ERKEK GÖRÜŞÜ: Eğer bu mit doğru olsaydı, ortalık hayatı kararmış erkeklerden geçilmezdi. Bu tür kazalar şu veya bu sebeple hepimizin başına gelebilir. Hoş bir durum olduğunu iddia edecek değiliz. Ama sonuçta biz de seks makinesi olarak yaratılmadık; fiziksel, ruhsal ve zihinsel iniş çıkışları olan varlıklarız. Bizce asıl önemli olan, insanın böyle bir olayla baş edebilmeyi, bununla dalga geçebilmeyi bilmesi, bunu yapacak kadar kendiyle barışık olması. Yeni nesil erkekler olarak bu konuda, bizden önceki kuşaklara göre çok daha başarılıyız.
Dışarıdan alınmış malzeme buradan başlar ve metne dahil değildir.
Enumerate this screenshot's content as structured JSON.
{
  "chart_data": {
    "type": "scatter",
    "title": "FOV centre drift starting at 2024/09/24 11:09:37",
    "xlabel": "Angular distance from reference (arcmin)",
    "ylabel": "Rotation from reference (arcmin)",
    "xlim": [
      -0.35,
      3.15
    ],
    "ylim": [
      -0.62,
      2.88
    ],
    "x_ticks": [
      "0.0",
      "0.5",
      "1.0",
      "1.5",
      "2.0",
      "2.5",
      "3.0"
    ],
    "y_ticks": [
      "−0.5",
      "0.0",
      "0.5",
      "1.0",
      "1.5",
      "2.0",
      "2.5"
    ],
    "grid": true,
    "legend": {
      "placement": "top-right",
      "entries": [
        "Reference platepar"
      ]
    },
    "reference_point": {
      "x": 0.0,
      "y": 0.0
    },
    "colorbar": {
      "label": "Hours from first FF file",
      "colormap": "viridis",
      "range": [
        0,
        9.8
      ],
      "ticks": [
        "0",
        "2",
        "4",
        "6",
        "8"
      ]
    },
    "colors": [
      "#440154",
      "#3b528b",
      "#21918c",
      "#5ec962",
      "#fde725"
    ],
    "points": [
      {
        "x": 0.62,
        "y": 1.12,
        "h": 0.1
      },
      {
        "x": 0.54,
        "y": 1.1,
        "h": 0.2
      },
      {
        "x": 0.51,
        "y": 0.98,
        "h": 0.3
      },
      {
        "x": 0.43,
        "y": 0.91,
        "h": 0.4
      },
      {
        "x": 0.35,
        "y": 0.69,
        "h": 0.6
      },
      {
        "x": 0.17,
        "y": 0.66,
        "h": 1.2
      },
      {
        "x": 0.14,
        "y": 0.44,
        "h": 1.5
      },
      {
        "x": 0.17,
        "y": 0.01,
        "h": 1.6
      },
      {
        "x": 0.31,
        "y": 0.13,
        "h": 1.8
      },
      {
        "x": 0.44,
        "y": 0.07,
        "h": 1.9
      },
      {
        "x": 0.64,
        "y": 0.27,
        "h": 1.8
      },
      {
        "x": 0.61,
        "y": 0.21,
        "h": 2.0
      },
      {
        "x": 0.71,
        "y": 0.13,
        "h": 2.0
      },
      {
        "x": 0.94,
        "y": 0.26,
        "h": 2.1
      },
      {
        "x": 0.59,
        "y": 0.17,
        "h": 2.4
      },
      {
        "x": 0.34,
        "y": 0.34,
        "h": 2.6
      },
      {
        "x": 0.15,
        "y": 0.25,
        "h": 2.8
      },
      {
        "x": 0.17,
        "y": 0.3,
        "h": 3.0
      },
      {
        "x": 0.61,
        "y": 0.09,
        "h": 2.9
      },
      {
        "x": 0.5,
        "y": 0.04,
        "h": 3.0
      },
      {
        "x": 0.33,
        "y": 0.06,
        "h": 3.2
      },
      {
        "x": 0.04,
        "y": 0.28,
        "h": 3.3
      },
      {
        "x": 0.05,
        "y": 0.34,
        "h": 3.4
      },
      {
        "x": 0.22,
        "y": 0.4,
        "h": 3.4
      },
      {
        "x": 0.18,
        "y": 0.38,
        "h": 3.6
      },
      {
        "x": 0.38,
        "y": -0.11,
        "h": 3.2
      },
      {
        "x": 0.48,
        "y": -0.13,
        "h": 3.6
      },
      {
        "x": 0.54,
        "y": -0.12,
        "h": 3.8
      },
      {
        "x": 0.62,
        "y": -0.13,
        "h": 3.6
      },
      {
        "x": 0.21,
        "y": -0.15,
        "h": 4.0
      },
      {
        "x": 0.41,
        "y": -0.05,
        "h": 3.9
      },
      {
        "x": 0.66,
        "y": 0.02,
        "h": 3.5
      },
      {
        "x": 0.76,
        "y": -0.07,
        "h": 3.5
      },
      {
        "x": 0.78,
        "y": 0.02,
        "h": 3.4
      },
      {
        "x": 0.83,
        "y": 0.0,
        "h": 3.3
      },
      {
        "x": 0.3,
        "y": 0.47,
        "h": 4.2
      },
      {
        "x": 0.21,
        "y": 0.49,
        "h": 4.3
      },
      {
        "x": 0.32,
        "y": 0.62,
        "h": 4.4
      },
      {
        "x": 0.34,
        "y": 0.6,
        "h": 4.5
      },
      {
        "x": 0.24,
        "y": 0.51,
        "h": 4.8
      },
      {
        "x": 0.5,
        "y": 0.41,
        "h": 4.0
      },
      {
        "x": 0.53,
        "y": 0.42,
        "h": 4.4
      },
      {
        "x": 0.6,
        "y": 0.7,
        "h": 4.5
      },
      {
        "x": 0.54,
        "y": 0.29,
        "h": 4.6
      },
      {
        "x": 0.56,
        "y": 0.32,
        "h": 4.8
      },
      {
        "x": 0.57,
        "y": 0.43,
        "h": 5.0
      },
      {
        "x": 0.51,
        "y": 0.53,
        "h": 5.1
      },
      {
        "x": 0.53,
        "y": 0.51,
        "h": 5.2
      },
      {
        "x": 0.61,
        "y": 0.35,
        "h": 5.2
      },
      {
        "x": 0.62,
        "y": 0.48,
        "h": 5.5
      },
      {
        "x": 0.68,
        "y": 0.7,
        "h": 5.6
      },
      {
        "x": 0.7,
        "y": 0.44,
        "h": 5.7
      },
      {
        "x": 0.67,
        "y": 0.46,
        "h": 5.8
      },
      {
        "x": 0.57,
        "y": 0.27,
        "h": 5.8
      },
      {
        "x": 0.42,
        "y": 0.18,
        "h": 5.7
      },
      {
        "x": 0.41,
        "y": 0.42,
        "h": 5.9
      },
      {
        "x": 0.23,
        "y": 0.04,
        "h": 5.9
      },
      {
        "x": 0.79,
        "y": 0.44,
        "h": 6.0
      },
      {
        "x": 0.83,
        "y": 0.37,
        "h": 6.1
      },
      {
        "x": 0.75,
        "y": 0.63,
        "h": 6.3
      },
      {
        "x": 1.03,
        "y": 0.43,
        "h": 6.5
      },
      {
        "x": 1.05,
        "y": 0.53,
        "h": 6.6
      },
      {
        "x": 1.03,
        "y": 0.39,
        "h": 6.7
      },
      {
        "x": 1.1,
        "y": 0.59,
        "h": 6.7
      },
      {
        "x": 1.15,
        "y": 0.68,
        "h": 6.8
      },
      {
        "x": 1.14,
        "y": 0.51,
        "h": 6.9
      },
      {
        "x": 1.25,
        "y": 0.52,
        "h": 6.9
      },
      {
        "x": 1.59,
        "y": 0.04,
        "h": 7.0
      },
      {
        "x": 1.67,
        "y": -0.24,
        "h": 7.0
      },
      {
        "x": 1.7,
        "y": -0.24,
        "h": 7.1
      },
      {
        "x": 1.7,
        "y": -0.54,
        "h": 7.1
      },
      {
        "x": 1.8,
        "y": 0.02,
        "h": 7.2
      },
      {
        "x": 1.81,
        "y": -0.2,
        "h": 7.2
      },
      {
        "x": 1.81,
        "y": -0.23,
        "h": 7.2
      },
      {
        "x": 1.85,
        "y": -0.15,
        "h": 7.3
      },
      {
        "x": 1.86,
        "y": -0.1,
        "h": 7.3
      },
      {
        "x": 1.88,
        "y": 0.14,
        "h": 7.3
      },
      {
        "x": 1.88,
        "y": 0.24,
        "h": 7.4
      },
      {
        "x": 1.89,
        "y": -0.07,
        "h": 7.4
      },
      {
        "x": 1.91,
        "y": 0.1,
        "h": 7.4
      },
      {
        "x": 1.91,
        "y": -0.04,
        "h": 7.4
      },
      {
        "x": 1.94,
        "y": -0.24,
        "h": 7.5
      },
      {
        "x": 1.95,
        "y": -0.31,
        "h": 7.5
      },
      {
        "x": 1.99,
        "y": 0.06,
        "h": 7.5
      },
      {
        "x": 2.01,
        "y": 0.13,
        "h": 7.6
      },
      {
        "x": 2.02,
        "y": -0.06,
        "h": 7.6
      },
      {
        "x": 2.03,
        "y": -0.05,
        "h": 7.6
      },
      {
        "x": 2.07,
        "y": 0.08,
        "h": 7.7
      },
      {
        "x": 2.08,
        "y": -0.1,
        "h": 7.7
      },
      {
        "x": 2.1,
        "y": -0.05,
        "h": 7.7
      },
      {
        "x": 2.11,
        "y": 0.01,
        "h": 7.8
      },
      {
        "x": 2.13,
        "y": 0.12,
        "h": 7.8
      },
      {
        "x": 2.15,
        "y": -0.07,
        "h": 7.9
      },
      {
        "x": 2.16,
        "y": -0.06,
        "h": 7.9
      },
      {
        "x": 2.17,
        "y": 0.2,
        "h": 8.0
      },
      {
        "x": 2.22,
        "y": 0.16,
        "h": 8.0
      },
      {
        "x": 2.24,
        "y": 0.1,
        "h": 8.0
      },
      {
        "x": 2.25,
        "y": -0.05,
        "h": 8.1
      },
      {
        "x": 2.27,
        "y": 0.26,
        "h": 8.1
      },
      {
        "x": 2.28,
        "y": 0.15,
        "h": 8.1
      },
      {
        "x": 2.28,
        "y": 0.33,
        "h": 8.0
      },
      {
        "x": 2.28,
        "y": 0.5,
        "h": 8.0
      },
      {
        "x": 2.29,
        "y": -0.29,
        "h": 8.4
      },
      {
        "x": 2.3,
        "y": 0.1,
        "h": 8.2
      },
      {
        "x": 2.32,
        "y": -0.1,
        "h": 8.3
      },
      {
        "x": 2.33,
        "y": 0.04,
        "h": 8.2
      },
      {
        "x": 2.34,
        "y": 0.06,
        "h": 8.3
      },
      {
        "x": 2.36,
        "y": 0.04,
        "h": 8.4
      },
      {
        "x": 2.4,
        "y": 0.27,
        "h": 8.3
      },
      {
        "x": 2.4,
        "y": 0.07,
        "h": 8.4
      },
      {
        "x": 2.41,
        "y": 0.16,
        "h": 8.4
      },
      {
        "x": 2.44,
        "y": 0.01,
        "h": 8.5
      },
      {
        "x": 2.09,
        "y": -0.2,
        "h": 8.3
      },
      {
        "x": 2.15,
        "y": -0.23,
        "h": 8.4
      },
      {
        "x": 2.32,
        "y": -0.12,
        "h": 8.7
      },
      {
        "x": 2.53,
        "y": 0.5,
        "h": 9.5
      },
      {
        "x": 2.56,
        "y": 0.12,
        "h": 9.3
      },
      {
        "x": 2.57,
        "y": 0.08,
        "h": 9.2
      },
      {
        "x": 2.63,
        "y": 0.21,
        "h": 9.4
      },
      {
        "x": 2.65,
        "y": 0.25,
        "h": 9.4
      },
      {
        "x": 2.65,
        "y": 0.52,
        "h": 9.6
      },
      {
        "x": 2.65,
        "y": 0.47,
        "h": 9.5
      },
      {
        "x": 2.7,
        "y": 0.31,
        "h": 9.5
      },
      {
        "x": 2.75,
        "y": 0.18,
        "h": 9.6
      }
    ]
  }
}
Çünkü bir erkek herhangi bir sebeple ereksiyon sorunu yaşasa da bunu bir ego meselesi haline getirmediği zaman, o erkeğin partneri olan kadın da kendini kötü hissetmiyor ve bu nahoş olay hiçbir iz bırakmadan geçip gidiyor. Fakat tabii bu sorunu sık sık yaşayan erkeklerin, bunu bir tür hastalık gibi değerlendirmeleri ve gurur meselesi haline getirmeyip en kısa zamanda bir uzmana başvurmaları şart; cinsel hayatlarının selameti için!


SEKS MİTİ: Erkekler yatakta çok fazla ses çıkarmazlar ama bu onların zevk almadıkları anlamına gelmez.

ERKEK GÖRÜŞÜ: Bu miti kim yaymışsa, iyi yapmış! Çünkü tamamıyla doğru. Bir kere bizim ses tonumuz, kadınlardan çok daha kalın. Yatakta kadınlar kadar yüksek sesle bağırsak, komşular kavga ettiğimizi düşünüp bizi ayırmaya gelirlerdi! Biz erkekler, yatakta en kendimizi kaybettiğimiz anlarda bile içten içe tuhaf bir 'kontrollü olma' ihtiyacı hissederiz. Bu tamamen içgüdüsel bir durumdur. Belli bir nedeni de yoktur. Ayrıca partnerimizin zevk çığlıklarına ve inlemelerine kulak vermek daha çok hoşumuza gider. Fakat burada, zevkle ses yüksekliği arasında bir ilişki olduğunu düşündüğümüz sanılmasın. Biz de birlikte olduğumuz kadın kadar, belki ondan da fazla zevk alıyoruzdur ama bu zevki sessizce yaşamayı tercih ederiz. Ayrıca bu sadece cinsiyet değil, biraz da tarz meselesi. Yatakta çok mutlu olduğu halde sesi soluğu çıkmayan kadınlar da gördük. Fakat ne olursa olsun, bir erkeğin sevişirken duygularını abartılı seslerle ifade etmesi komik olur, buna hiçbirimiz cesaret edemeyiz.